Charencey (/fr/) is a commune in the department of Orne, northwestern France. The municipality was established on 1 January 2018 by merger of the former communes of Saint-Maurice-lès-Charencey (the seat), Moussonvilliers and Normandel.

==Geography==

The commune is made up of the following collection of villages and hamlets, Le Bois Foucher, La Haudière, La Corbière, Saint-Barthélémy, Normandel, Charencey, Le Souci, Les Clottes, Moussonvilliers, Le Cloubois, Le Hubert, La Neigerie and La Vicomté.

Charencey along with the communes of Feings, Longny les Villages, Le Mage, Moutiers-au-Perche and Tourouvre au Perche shares part of the Forets, etangs et tourbieres du Haut-Perche a Natura 2000 conservation site.

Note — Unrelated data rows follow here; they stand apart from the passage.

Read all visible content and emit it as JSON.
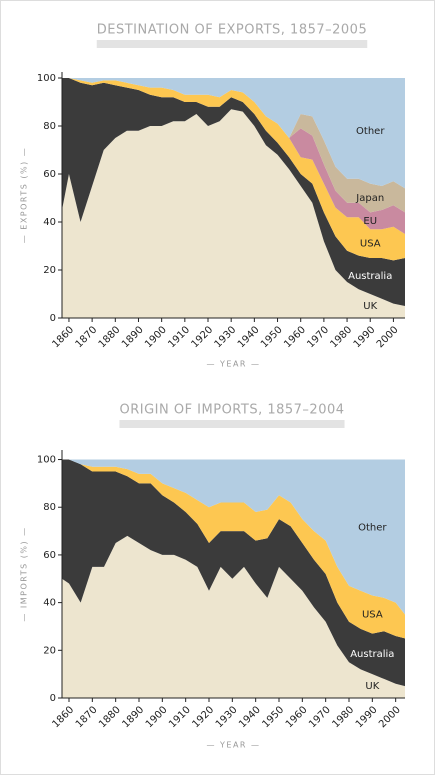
{
  "chart_data": [
    {
      "type": "area",
      "stacked": true,
      "title": "DESTINATION OF EXPORTS, 1857–2005",
      "x_label": "— YEAR —",
      "y_label": "— EXPORTS (%) —",
      "x": [
        1857,
        1860,
        1865,
        1870,
        1875,
        1880,
        1885,
        1890,
        1895,
        1900,
        1905,
        1910,
        1915,
        1920,
        1925,
        1930,
        1935,
        1940,
        1945,
        1950,
        1955,
        1960,
        1965,
        1970,
        1975,
        1980,
        1985,
        1990,
        1995,
        2000,
        2005
      ],
      "series": [
        {
          "name": "UK",
          "color": "#ede5cf",
          "values": [
            45,
            60,
            40,
            55,
            70,
            75,
            78,
            78,
            80,
            80,
            82,
            82,
            85,
            80,
            82,
            87,
            86,
            80,
            72,
            68,
            62,
            55,
            48,
            32,
            20,
            15,
            12,
            10,
            8,
            6,
            5
          ]
        },
        {
          "name": "Australia",
          "color": "#3b3b3b",
          "values": [
            55,
            40,
            58,
            42,
            28,
            22,
            18,
            17,
            13,
            12,
            10,
            8,
            5,
            8,
            6,
            5,
            4,
            5,
            6,
            5,
            5,
            5,
            8,
            12,
            14,
            13,
            14,
            15,
            17,
            18,
            20
          ]
        },
        {
          "name": "USA",
          "color": "#fdc751",
          "values": [
            0,
            0,
            1,
            1,
            1,
            2,
            2,
            2,
            3,
            4,
            3,
            3,
            3,
            5,
            4,
            3,
            4,
            5,
            6,
            8,
            8,
            7,
            10,
            12,
            12,
            14,
            16,
            12,
            12,
            14,
            10
          ]
        },
        {
          "name": "EU",
          "color": "#c98aa0",
          "values": [
            0,
            0,
            0,
            0,
            0,
            0,
            0,
            0,
            0,
            0,
            0,
            0,
            0,
            0,
            0,
            0,
            0,
            0,
            0,
            0,
            0,
            12,
            10,
            8,
            7,
            6,
            6,
            7,
            8,
            9,
            9
          ]
        },
        {
          "name": "Japan",
          "color": "#c9b89c",
          "values": [
            0,
            0,
            0,
            0,
            0,
            0,
            0,
            0,
            0,
            0,
            0,
            0,
            0,
            0,
            0,
            0,
            0,
            0,
            0,
            0,
            0,
            6,
            8,
            10,
            10,
            10,
            10,
            12,
            10,
            10,
            10
          ]
        },
        {
          "name": "Other",
          "color": "#b3cde2",
          "values": [
            0,
            0,
            1,
            2,
            1,
            1,
            2,
            3,
            4,
            4,
            5,
            7,
            7,
            7,
            8,
            5,
            6,
            10,
            16,
            19,
            25,
            15,
            16,
            26,
            37,
            42,
            42,
            44,
            45,
            43,
            46
          ]
        }
      ],
      "xlim": [
        1857,
        2005
      ],
      "ylim": [
        0,
        102.5
      ],
      "xticks": [
        1860,
        1870,
        1880,
        1890,
        1900,
        1910,
        1920,
        1930,
        1940,
        1950,
        1960,
        1970,
        1980,
        1990,
        2000
      ],
      "yticks": [
        0,
        20,
        40,
        60,
        80,
        100
      ]
    },
    {
      "type": "area",
      "stacked": true,
      "title": "ORIGIN OF IMPORTS, 1857–2004",
      "x_label": "— YEAR —",
      "y_label": "— IMPORTS (%) —",
      "x": [
        1857,
        1860,
        1865,
        1870,
        1875,
        1880,
        1885,
        1890,
        1895,
        1900,
        1905,
        1910,
        1915,
        1920,
        1925,
        1930,
        1935,
        1940,
        1945,
        1950,
        1955,
        1960,
        1965,
        1970,
        1975,
        1980,
        1985,
        1990,
        1995,
        2000,
        2004
      ],
      "series": [
        {
          "name": "UK",
          "color": "#ede5cf",
          "values": [
            50,
            48,
            40,
            55,
            55,
            65,
            68,
            65,
            62,
            60,
            60,
            58,
            55,
            45,
            55,
            50,
            55,
            48,
            42,
            55,
            50,
            45,
            38,
            32,
            22,
            15,
            12,
            10,
            8,
            6,
            5
          ]
        },
        {
          "name": "Australia",
          "color": "#3b3b3b",
          "values": [
            50,
            52,
            58,
            40,
            40,
            30,
            25,
            25,
            28,
            25,
            22,
            20,
            18,
            20,
            15,
            20,
            15,
            18,
            25,
            20,
            22,
            20,
            20,
            20,
            18,
            17,
            17,
            17,
            20,
            20,
            20
          ]
        },
        {
          "name": "USA",
          "color": "#fdc751",
          "values": [
            0,
            0,
            0,
            2,
            2,
            2,
            3,
            4,
            4,
            5,
            6,
            8,
            10,
            15,
            12,
            12,
            12,
            12,
            12,
            10,
            10,
            10,
            12,
            14,
            15,
            15,
            16,
            16,
            14,
            14,
            10
          ]
        },
        {
          "name": "Other",
          "color": "#b3cde2",
          "values": [
            0,
            0,
            2,
            3,
            3,
            3,
            4,
            6,
            6,
            10,
            12,
            14,
            17,
            20,
            18,
            18,
            18,
            22,
            21,
            15,
            18,
            25,
            30,
            34,
            45,
            53,
            55,
            57,
            58,
            60,
            65
          ]
        }
      ],
      "xlim": [
        1857,
        2004
      ],
      "ylim": [
        0,
        104
      ],
      "xticks": [
        1860,
        1870,
        1880,
        1890,
        1900,
        1910,
        1920,
        1930,
        1940,
        1950,
        1960,
        1970,
        1980,
        1990,
        2000
      ],
      "yticks": [
        0,
        20,
        40,
        60,
        80,
        100
      ]
    }
  ]
}
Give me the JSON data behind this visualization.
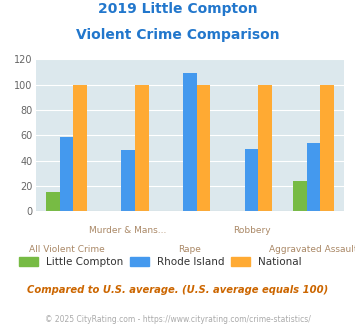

The site measures 3670 hectares and is home to fifteen species protected Flora and Fauna.

In addition the Commune along with another 70 communes shares part of a 47,681 hectare, Natura 2000 conservation area, called the Forêts et étangs du Perche.

Six streams, Ruisseau Saint-Maurice, Ruisseau de Charencey, Ruisseau de la Motte, Ruisseau de Grenouille, Ruisseau du Bois de la Millasse and Ruisseau de la Gohiere all flow through the commune.

== Notable people ==

- Hyacinthe de Charencey (1832 – 1916), a French philologist died here.